In 1948, Beranek and Richard Bolt founded Bolt Beranek and Newman Inc. (BBN), a high-tech company with roots as an acoustical consulting firm that evolved into an important contributor of computer innovations. Under Beranek’s leadership, BBN pioneered the development of ARPANET, which was the precursor to today’s Internet. Known for a keen ability to recognize and engage the best talent for the task at hand, Beranek brought to BBN leaders in acoustics, artificial intelligence, computer science, and underwater sound. His accomplishments with BBN include designing the sound system for the United Nations General Assembly Hall. He developed noise standards for jet airplanes during the 1950s that required planes to implement noise-reducing mufflers and alter take-off flight patterns. He helped set the standards for acceptable noise levels in office buildings, schools, and factories. Beranek also served as acoustical design consultant for concert halls and opera houses around the world, including the Tokyo Opera City Concert Hall, praised on the front page of the New York Times (April 18, 2000) as "an acoustical miracle." In the 1970s, he would put up his life savings in an FCC contest, obtaining a license to operate Boston's WCBV-TV, Channel 5. Beranek has also been active in civic organizations, serving as Chairman of the Boston Symphony Orchestra, member of the Harvard Board of Overseers, and President of the World Affairs Council of Boston. From 1989 to 1994, he was President of the American Academy.
An IEEE Life Fellow, Beranek’s honors include gold medals from the Acoustical Society of America (1975) and the American Society of Mechanical Engineers (2004) and the U.S. National Medal of Science (2003). In 2013 he received the IEEE Founders Medal "For leadership as a co-founder of a premier consulting firm that shaped modern acoustical practice and laid the groundwork for the Internet, and for public service." Beranek is the founder (retired) of Bolt Beranek and Newman (now Raytheon BBN Technologies), Cambridge, MA, USA.
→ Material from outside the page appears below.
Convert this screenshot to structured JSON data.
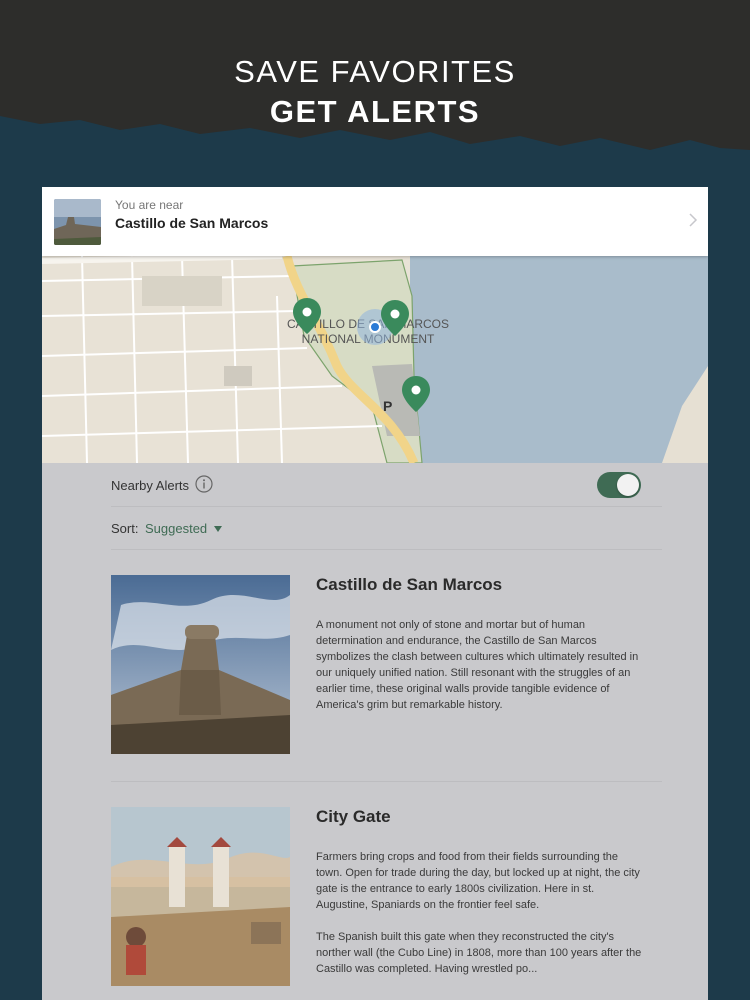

Beranek is a Fellow of the American Physical Society, a Fellow and Associate Editor of the Acoustical Society of America, a Senior Member of the Institute of Radio Engineers, a Member of the American Association for the Advancement of Science, a Member of Sigma Xi, and a Member of Eta Kappa Nu. Ha has also served as Vice-President of the Acoustical Society of America, the Chairman of the Acoustics Section of the American Standards Association, and as Chairman of the Acoustics Panel of the Research and Development Board of the Department of Defense.